A fellow RD, Elizabeth Ward, recently offered suggestions for eating healthy while traveling in aUSA Today article. Definitely a timely topic as we plow through August and continue our summer getaways by car, train and plane. Traveling can be a great excuse to go into “I’m on vacation” mode and opt for high fat, high sugar snacks and meals.
My husband is used to the rigmarole I go through every time we go away. No road trip of ours is complete without a cooler packed with sandwiches, fruit, and water. There is also a bag of dried foods like cereal, pretzels, and healthy bars that won’t melt in the car.
On road trips, the highways beg for you to pullover and indulge in Carvel, McDonald’s, or other fattening fare. Packing a cooler can help you avoid the sudden impulse to stifle tummy rumbles with fried food, soda and candy. Do it the night before your trip so it’s one less thing to worry about the morning you hit the road. If you don’t have time or room for bringing food, many roadside picks are better than others. Elizabeth Ward offers suggestion of meals under 550 calories at popular stops including Subway and McDonald’s.
Here’s a few more suggestions to add to her list:
Dunkin Donuts:Many choices off of their DD Smart List are lower calorie and fat.
Grande Strawberry Banana Vivanno Smoothie made with non-fat milk (270 calories, 5g fat, 7g fiber, 15g protein)
Reduced-fat turkey bacon with cholesterol-free egg & reduced-fat white cheddar sandwich (350 calories, 11g fat, 3g fiber, 20g protein)
Local deli/sandwich shop:
Always try to opt for your turkey, roast beef or grilled veggies on bread vs. a bagel, hero or other type of roll. Typically the bread will have less calories than most large rolls.
Get mustard or low-fat mayo vs. regular mayo.
Top your sandwiches with lettuce and tomato for extra fiber.
If you get cheese, ask for one slice, which averages around 70-100 calories and approximately 7g fat. Delis tend to add several slices of cheese and this can tally up quickly.
If there is a salad option, opt for grilled chicken or hard-cooked eggs for added protein. Choose a low-fat dressing and go easy with or avoid the cheese.
Ice cream or frozen yogurt stops:
Go for a "kiddie” or small size of regular or low-fat ice creams/frozen yogurt.
Avoid large sizes, shakes and added toppings.
Pick a sugar cone over a waffle cone. Waffle cones tend to hold more ice cream, meaning more fat and calories.
On our road trips, once we arrive at our destination I seek out the nearest grocery store. I buy milk for my cereal, more fruit, water, and maybe sandwich fixings if we are in the Adirondacks and planning some day hikes. Usually the rooms we stay in have a small refrigerator. If not, I pick up a bag of ice to keep perishables in the cooler.
This is not to say that we don’t go out to breakfast on vacation. When you’re trying to manage feeling overly stuffed and bloated, plus come home with an unpleasant souvenir of added weight after vacation, you must pick and choose your eating battles. For us, we love to indulge on great dinners accompanied by wine and dessert. The next morning, I’m not hungry for a massive breakfast so cereal, fruit and yogurt suits me fine.

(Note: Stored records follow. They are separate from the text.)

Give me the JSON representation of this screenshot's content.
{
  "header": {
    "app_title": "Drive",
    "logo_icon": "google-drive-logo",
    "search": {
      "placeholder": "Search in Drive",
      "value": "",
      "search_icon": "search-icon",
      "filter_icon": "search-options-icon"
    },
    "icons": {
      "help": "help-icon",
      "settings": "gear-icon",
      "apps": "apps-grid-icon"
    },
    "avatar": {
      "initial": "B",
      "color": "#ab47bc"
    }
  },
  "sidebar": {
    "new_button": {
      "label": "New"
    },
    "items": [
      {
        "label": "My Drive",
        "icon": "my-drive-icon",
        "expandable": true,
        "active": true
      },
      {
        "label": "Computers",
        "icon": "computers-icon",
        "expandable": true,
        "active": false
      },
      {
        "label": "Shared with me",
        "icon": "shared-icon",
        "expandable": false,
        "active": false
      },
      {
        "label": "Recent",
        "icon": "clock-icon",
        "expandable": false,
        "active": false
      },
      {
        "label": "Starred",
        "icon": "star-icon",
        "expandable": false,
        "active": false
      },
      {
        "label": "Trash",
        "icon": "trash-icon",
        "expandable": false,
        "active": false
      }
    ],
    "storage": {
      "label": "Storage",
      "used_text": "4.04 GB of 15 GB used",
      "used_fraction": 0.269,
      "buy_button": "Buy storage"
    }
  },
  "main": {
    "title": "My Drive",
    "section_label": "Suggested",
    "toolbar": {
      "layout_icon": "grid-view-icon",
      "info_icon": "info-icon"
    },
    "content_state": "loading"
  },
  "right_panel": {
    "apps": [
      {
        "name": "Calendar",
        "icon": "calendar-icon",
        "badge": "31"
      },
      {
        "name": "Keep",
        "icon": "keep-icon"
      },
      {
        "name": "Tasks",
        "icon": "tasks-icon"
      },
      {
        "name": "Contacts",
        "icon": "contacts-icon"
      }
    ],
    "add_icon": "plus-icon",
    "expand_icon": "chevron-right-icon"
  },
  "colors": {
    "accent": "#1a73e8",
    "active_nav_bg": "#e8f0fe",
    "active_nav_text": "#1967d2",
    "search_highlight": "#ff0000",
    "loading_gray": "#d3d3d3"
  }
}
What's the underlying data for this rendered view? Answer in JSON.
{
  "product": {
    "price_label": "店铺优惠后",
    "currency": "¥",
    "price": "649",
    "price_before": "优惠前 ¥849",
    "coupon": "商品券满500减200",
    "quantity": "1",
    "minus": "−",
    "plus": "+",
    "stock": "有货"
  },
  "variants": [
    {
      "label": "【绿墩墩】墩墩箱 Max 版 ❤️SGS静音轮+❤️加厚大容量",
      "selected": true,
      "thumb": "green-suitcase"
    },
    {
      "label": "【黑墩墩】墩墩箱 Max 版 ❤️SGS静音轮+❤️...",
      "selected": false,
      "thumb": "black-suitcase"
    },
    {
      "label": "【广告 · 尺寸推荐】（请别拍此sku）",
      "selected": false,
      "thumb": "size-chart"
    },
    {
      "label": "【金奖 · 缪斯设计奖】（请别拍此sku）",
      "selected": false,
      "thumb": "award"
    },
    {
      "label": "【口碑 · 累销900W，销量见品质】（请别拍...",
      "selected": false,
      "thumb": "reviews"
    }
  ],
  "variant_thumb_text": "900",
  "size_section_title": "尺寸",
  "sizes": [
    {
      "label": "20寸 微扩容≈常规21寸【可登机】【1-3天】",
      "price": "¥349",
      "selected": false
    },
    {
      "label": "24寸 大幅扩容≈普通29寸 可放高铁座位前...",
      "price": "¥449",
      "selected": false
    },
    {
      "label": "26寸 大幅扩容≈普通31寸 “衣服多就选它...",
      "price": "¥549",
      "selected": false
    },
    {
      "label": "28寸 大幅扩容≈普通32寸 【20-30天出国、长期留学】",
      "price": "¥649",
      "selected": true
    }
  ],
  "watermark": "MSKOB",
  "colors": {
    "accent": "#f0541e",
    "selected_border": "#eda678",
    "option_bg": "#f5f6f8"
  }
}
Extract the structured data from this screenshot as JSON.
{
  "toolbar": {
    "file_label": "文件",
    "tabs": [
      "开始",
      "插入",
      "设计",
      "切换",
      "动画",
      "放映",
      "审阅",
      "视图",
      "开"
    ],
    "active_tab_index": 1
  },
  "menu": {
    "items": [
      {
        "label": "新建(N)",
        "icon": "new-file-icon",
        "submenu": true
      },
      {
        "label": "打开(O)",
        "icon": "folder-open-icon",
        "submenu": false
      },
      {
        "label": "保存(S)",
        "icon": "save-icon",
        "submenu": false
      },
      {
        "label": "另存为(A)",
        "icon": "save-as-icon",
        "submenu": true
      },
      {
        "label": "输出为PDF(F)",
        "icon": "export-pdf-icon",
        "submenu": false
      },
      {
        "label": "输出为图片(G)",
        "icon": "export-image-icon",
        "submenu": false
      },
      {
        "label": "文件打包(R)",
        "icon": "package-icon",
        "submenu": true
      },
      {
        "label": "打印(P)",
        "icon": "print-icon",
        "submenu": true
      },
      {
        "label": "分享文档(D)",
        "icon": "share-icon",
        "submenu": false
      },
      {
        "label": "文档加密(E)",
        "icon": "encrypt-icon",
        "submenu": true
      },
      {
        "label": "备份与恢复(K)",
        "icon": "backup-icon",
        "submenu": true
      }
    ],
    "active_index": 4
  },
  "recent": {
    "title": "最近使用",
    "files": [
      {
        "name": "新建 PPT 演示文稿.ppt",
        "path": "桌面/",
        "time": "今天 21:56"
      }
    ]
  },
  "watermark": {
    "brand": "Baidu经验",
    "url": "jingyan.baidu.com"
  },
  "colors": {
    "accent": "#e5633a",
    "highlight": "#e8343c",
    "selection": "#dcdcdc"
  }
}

Packing a cooler is not practical when you’re traveling via plane or to foreign countries. In these situations, you still may have a refrigerator in your hotel room and access to a local grocery. Pick up some staple items, like local fruit, so you have a healthy snack option in your room vs. visiting the vending machine. If there is no refrigerator, pick up nuts, high fiber cereals, healthy snack bars and other non-perishable items that you can stash.
Vacations are a time to kick back and relax. Enjoy local and decadent foods, but be smart about it. Keeping somewhat healthy while on vacation can help keep your digestive system regular, avoid feeling sluggish, and decrease the chances of weight gain once your return home.